I didn't have any symptoms with my first 2, so I am somewhat "excited" I feel like crap now, even though I know that sometimes nausea doesn't mean anything other than nausea. I just keep telling myself that this IS a good sign.
I think you and your husband should talk a bit more about it, obviously he does care and is worried. After we had our scan DH told me how scared he was, and last week at our reassurance scan he got all teary. It's tough for them to "be strong for us" and they don't get how much that actually gets us all stressed!
I totally understand about being jealous. When I had my last miscarriage, we had friends who were 14 weeks when we were 5 or 6 weeks. She actually did have the baby, but when I lost my baby I had a hard time being around her because of my jealousy. Then she told me she had had 6 miscarriages prior to that pregnancy and that whenever she saw pregnant women she wanted to kick them. It felt really good to be able to talk about those feelings with someone who understood and didn't judge. I now have another friend who just announced at 15 weeks - I guess she's at 16 or 17 weeks now - and I was feeling jealous of her too. Both because I wanted to be the 'next' one in our group of friends - silly, I know - and because she was past that 'danger' zone. It is so hard to stay in the moment and stay positive, but I am so happy for you that you are doing well at 9 weeks and that you have friends in person to share the experience with, as well. And just know that it's so totally fine to feel jealous. And I totally get it and feel that way, too.9 weeks today
There’s a coworker friend of mine who knows about my losses, and I know they have been trying for a while. I’ve been wanting to tell her for support, but was afraid I’d hurt her. This past week I heard her in the room next to mine and the girl said, no really?! I was suspicious for a while because she’s stopped smoking, she’s always had some sort of tummy, and I guess I’m just suspicious all the time!
Anyways, yesterday we were work talking and she said, I need to tell you something… She’s 15 weeks already (I was a bit offended she hadn’t told me earlier, because apparently she did tell others)
She started to tell me how she didn’t know how to tell me because I was sensitive etc, and I just told her- no need to feel bad- I’m pregnant too!
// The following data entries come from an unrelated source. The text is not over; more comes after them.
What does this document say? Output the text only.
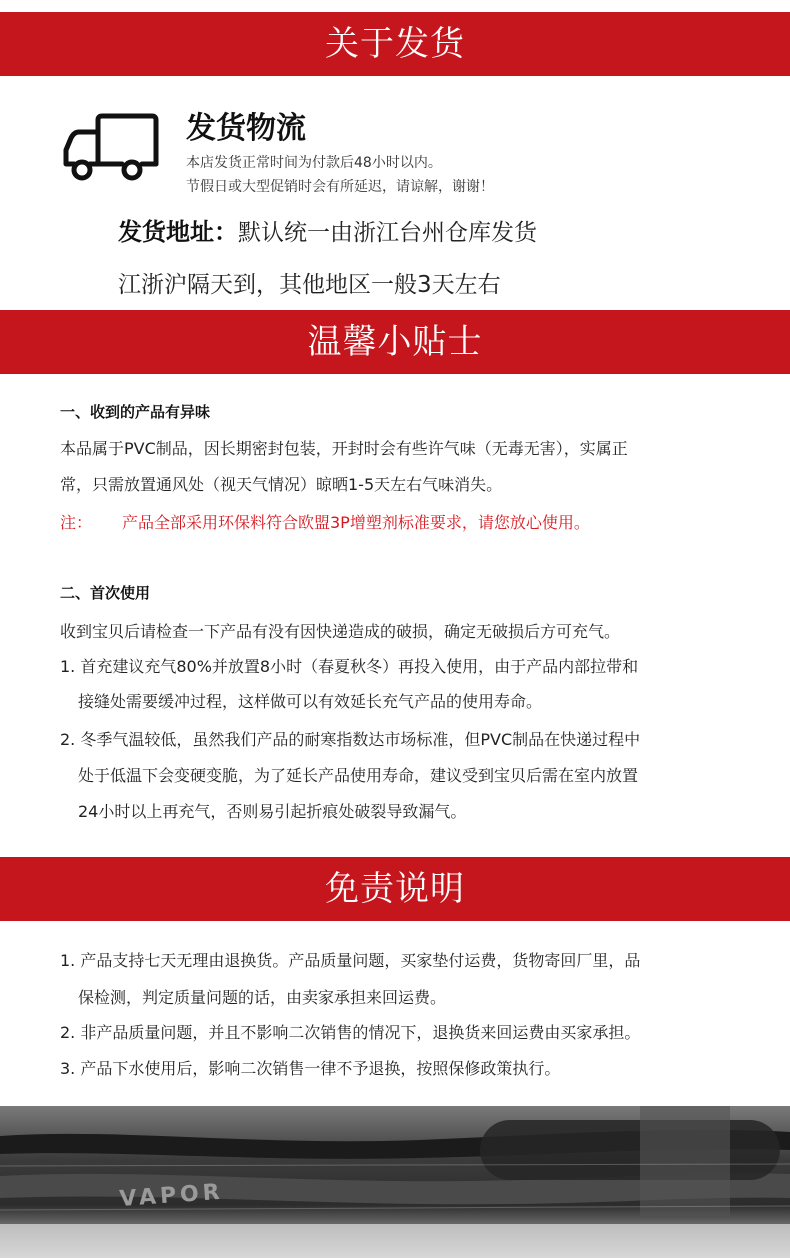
关于发货
发货物流
本店发货正常时间为付款后48小时以内。
节假日或大型促销时会有所延迟，请谅解，谢谢！
发货地址：默认统一由浙江台州仓库发货
江浙沪隔天到，其他地区一般3天左右
温馨小贴士
一、收到的产品有异味
本品属于PVC制品，因长期密封包装，开封时会有些许气味（无毒无害），实属正
常，只需放置通风处（视天气情况）晾晒1-5天左右气味消失。
注： 产品全部采用环保料符合欧盟3P增塑剂标准要求，请您放心使用。
二、首次使用
收到宝贝后请检查一下产品有没有因快递造成的破损，确定无破损后方可充气。
1. 首充建议充气80%并放置8小时（春夏秋冬）再投入使用，由于产品内部拉带和
接缝处需要缓冲过程，这样做可以有效延长充气产品的使用寿命。
2. 冬季气温较低，虽然我们产品的耐寒指数达市场标准，但PVC制品在快递过程中
处于低温下会变硬变脆，为了延长产品使用寿命，建议受到宝贝后需在室内放置
24小时以上再充气，否则易引起折痕处破裂导致漏气。
免责说明
1. 产品支持七天无理由退换货。产品质量问题，买家垫付运费，货物寄回厂里，品
保检测，判定质量问题的话，由卖家承担来回运费。
2. 非产品质量问题，并且不影响二次销售的情况下，退换货来回运费由买家承担。
3. 产品下水使用后，影响二次销售一律不予退换，按照保修政策执行。
VAPOR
I am SO happy it turned out that way, I was so hoping I would tell her and she’d have good news for me. She started crying and I’m just so happy for her.
The thing is… I’m jealous. Of course I am. I’m jealous she’s in the “safe” zone now (I know there’s no such thing, but for me just getting past the first weeks does mean safer). Jealous she’s ahead of me, I was supposed to have a baby already, I was supposed to feel and do all those things before her. I’m just jealous, I don’t know, that I’m still behind, that I still might loose this baby, that I feel this way and she doesn’t.
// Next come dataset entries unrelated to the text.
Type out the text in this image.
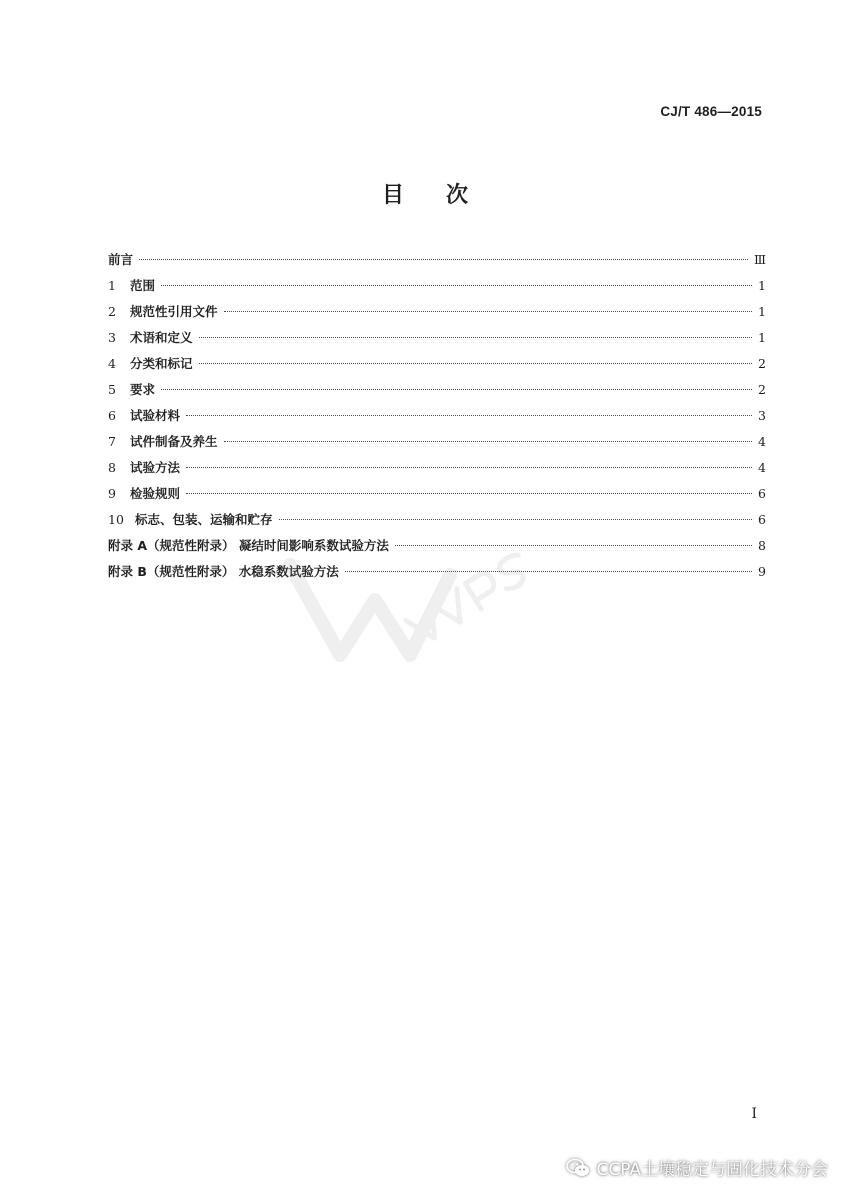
CJ/T 486—2015
目 次
前言	Ⅲ
1	范围	1
2	规范性引用文件	1
3	术语和定义	1
4	分类和标记	2
5	要求	2
6	试验材料	3
7	试件制备及养生	4
8	试验方法	4
9	检验规则	6
10 标志、包装、运输和贮存	6
附录 A（规范性附录） 凝结时间影响系数试验方法	8
附录 B（规范性附录） 水稳系数试验方法	9
I
CCPA土壤稳定与固化技术分会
Of course I am thrilled for her, and so happy we’ll be going through this pretty much together, and be on maternity leave together, but I just can’t shake this jealousy thing off.
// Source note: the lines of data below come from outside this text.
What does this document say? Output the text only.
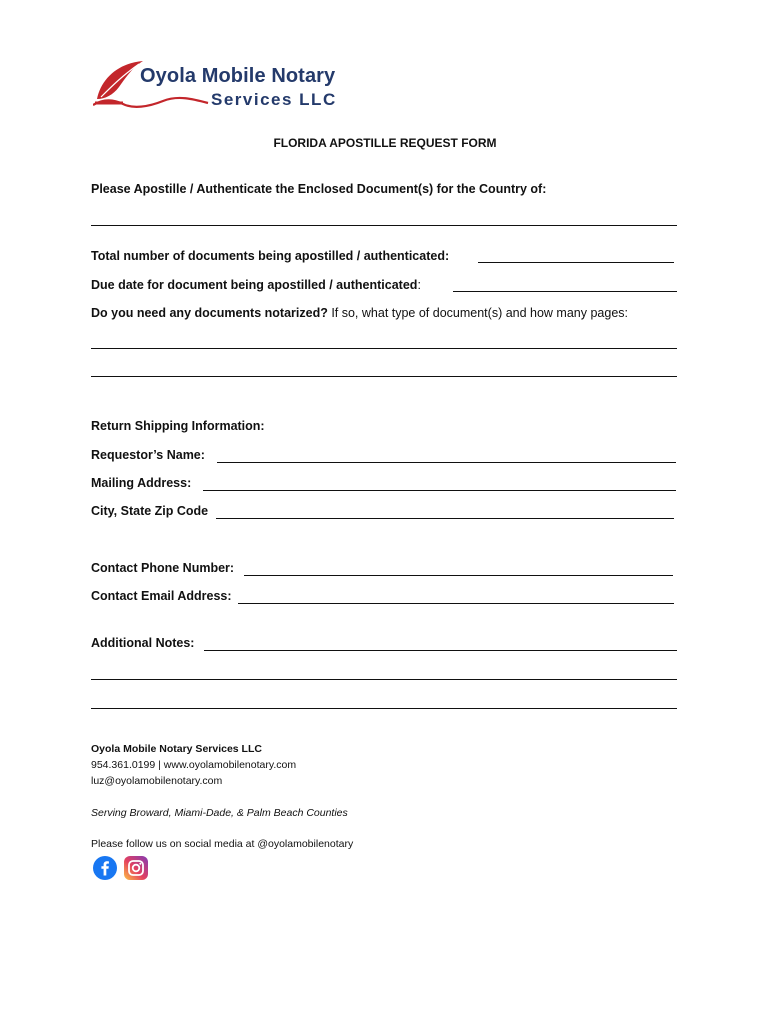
Oyola Mobile Notary
Services LLC
FLORIDA APOSTILLE REQUEST FORM
Please Apostille / Authenticate the Enclosed Document(s) for the Country of:
Total number of documents being apostilled / authenticated:
Due date for document being apostilled / authenticated:
Do you need any documents notarized? If so, what type of document(s) and how many pages:
Return Shipping Information:
Requestor’s Name:
Mailing Address:
City, State Zip Code
Contact Phone Number:
Contact Email Address:
Additional Notes:
Oyola Mobile Notary Services LLC
954.361.0199 | www.oyolamobilenotary.com
luz@oyolamobilenotary.com
Serving Broward, Miami-Dade, & Palm Beach Counties
Please follow us on social media at @oyolamobilenotary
And two days ago another girl at work told me she's pregnant! 17 weeks along, she also knew about my losses so I told her as well Her baby is a total whoopsie, she only found out at 8 weeks! But she's going to be such a great Mom, of course I'm jealous of her as well...
My Coworker friend from up above also told me that a girl who has been trying for 2 years has finally gotten pregnant. I am so happy for her! Apparently everyone knew they had problems, (except me, I am so out of it!) so everyone now knows she's pregnant. I don't know how far along though. There's something in the air, I hope it brings only good news!
Dan-o, it's still early... Will they repeat in a week for you?